I've been here in the Ranch Lands for a year, and going to the Tipsy Cow is one thing that has saved my sanity. Dancing may sound like a lame thing to do, but it's fun. The bands are usually good. The music's loud. And I don't even drink that much. I just do the line dances, which are great because I don't even need a partner. I don't need to talk to anybody. I don't need to worry about good pickup lines or making the right kind of eye contact, being smooth, because God knows – I'm not.
Line dancing, it's a solo sport most of the time. I can just keep my hands on my hips, eyes on my feet and get lost. Sometimes that's where I want to be.
Life hasn't exactly panned out as I planned. What 29-year-old man ever plans on living at home, moving back to their bedroom, their own twin-size bed? Not many, but my mom needs me and maybe I need her.
Regardless, when I pass Annie's Roadside Diner, I decide to turn in, thinking a burger and fries sound mighty good right about now. Probably could use a shower and a fresh shirt, but hell. I must have missed the dinner rush because the place is damn near empty. I've never come in here this time of day. The few times I have come here, it's been for a cup of coffee in the morning, maybe some hash browns and eggs with Austin.
Right now, though, the sun is filtering through the windows and most of the booths are polished clean. There's a few old men sitting and eating what looks like pot roast and potatoes and I smile, thinking I can see myself doing the same 40 years from now.
"Can I help you?" a woman asks, coming in from the kitchen. The moment she sashays through those swinging doors, my cock gets woken in a way it hasn't in one hell of a long time.

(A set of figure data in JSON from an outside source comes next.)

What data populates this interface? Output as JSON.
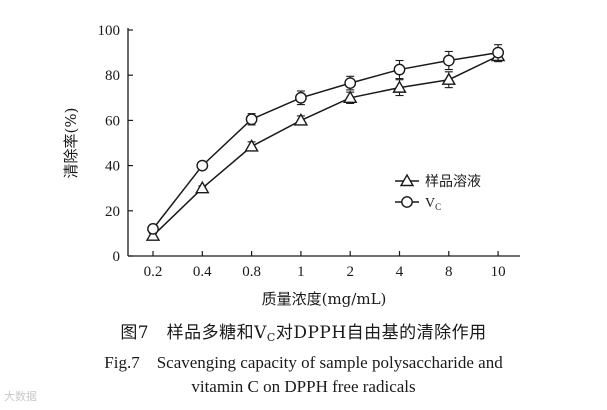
{
  "chart_data": {
    "type": "line",
    "categories": [
      "0.2",
      "0.4",
      "0.8",
      "1",
      "2",
      "4",
      "8",
      "10"
    ],
    "xlabel": "质量浓度(mg/mL)",
    "ylabel": "清除率(%)",
    "ylim": [
      0,
      100
    ],
    "yticks": [
      "0",
      "20",
      "40",
      "60",
      "80",
      "100"
    ],
    "grid": false,
    "legend_position": "right-middle",
    "series": [
      {
        "name": "样品溶液",
        "marker": "triangle",
        "values": [
          9,
          30,
          48.5,
          60,
          70,
          74.5,
          78,
          88.5
        ],
        "errors": [
          1,
          1,
          2,
          2,
          2.5,
          3.5,
          3.5,
          2.5
        ]
      },
      {
        "name": "V_C",
        "name_main": "V",
        "name_sub": "C",
        "marker": "circle",
        "values": [
          12,
          40,
          60.5,
          70,
          76.5,
          82.5,
          86.5,
          90
        ],
        "errors": [
          1,
          1,
          2.5,
          3,
          3,
          4,
          4,
          3.5
        ]
      }
    ]
  },
  "caption": {
    "cn_prefix": "图7　样品多糖和V",
    "cn_sub": "C",
    "cn_suffix": "对DPPH自由基的清除作用",
    "en_line1": "Fig.7　Scavenging capacity of sample polysaccharide and",
    "en_line2": "vitamin C on DPPH free radicals"
  },
  "watermark": "大数据",
  "colors": {
    "line": "#1a1a1a",
    "background": "#ffffff"
  }
}
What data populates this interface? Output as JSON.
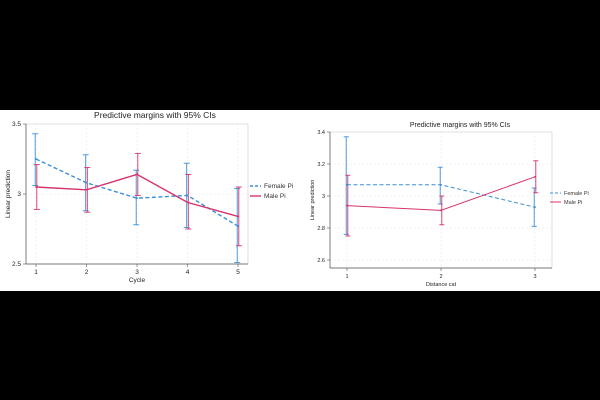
{
  "chart_data": [
    {
      "type": "line",
      "title": "Predictive margins with 95% CIs",
      "xlabel": "Cycle",
      "ylabel": "Linear prediction",
      "x": [
        "1",
        "2",
        "3",
        "4",
        "5"
      ],
      "xlim": [
        1,
        5
      ],
      "ylim": [
        2.5,
        3.5
      ],
      "yticks": [
        "2.5",
        "3",
        "3.5"
      ],
      "grid": true,
      "legend_position": "right",
      "series": [
        {
          "name": "Female Pi",
          "color": "#3a8fd9",
          "style": "dashed",
          "values": [
            3.25,
            3.08,
            2.97,
            2.99,
            2.77
          ],
          "ci_lower": [
            3.06,
            2.88,
            2.78,
            2.76,
            2.51
          ],
          "ci_upper": [
            3.43,
            3.28,
            3.17,
            3.22,
            3.04
          ]
        },
        {
          "name": "Male Pi",
          "color": "#d6336c",
          "style": "solid",
          "values": [
            3.05,
            3.03,
            3.14,
            2.94,
            2.84
          ],
          "ci_lower": [
            2.89,
            2.87,
            2.99,
            2.75,
            2.63
          ],
          "ci_upper": [
            3.21,
            3.19,
            3.29,
            3.14,
            3.05
          ]
        }
      ]
    },
    {
      "type": "line",
      "title": "Predictive margins with 95% CIs",
      "xlabel": "Distance cat",
      "ylabel": "Linear prediction",
      "x": [
        "1",
        "2",
        "3"
      ],
      "xlim": [
        1,
        3
      ],
      "ylim": [
        2.55,
        3.4
      ],
      "yticks": [
        "2.6",
        "2.8",
        "3",
        "3.2",
        "3.4"
      ],
      "grid": true,
      "legend_position": "right",
      "series": [
        {
          "name": "Female Pi",
          "color": "#3a8fd9",
          "style": "dashed",
          "values": [
            3.07,
            3.07,
            2.93
          ],
          "ci_lower": [
            2.76,
            2.95,
            2.81
          ],
          "ci_upper": [
            3.37,
            3.18,
            3.05
          ]
        },
        {
          "name": "Male Pi",
          "color": "#d6336c",
          "style": "solid",
          "values": [
            2.94,
            2.91,
            3.12
          ],
          "ci_lower": [
            2.75,
            2.82,
            3.02
          ],
          "ci_upper": [
            3.13,
            3.0,
            3.22
          ]
        }
      ]
    }
  ]
}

This woman, well, she is all sorts of sunshine, the kind I thought I'd been feeling all damn day here in September out in the fields. But the sunlight I felt is nothing like her: long chestnut hair, wavy in ways that just make you ache to run your fingers through it, big cheeks and a pink-lipped smile. Looks like she's been kissed by the sun in a way that makes me want to kiss her, too, just to see if she tastes like honey, to see if she tastes as sweet as she looks.
I swallow. "A table for one," I say.
"You want a table, a booth, or the counter?" she asks, hand on her hip, reaching for a menu that's tucked next to the cash register. She's a slender thing, the kind of girl you could wrap your arm around and hold close, the kind of girl you get scared of letting go of in case she gets lost or loses her way.
But that's all first impressions. It changes when I tell her the counter's fine and I sit down, and she stands behind that counter, handing me a menu, and I see into her eyes. And then I realize something that I hadn't understood at first glance.
She is not the kind of girl who's going to get lost. Not at all. She's not the kind of girl who needs you to wrap her in an arm. She doesn't need you to protect her or hold her.
She's the kind of girl who has eyes filled with fire.
And maybe at first glance I thought it was sunshine that was filling her face, but it's more than that. It's bigger than the sun. Whatever is driving this girl forward, it's bigger than a planet, bigger than the solar system. The only thing I can figure is it's love, and that right there breaks my goddamn heart because it makes me think she's already fallen, already been caught, already been found, held, taken.
I look down at her ring finger and it's empty, and it makes me think, well damn, maybe I got a chance. But I don't doubt she's already in love, loved.
I look at the name tag on her polyester dress. Paisley.
The light bulb goes off. I know that name.
I know her, of her, at least. Paisley Cassidy.
She knows it before I even need to say it. She knows that she's been seen, found, that I know who she is because Paisley Cassidy is a name that gets tossed around this town.
Not because she's been used up and dried out. No, because Paisley Cassidy is a tragedy, a story of heartbreak and loss.
Paisley Cassidy has loved, does love, but it's not a man who has her heart.
Paisley
He's looking at me like he knows me, and after reading my name tag, I'm guessing he knows more than I wish he did.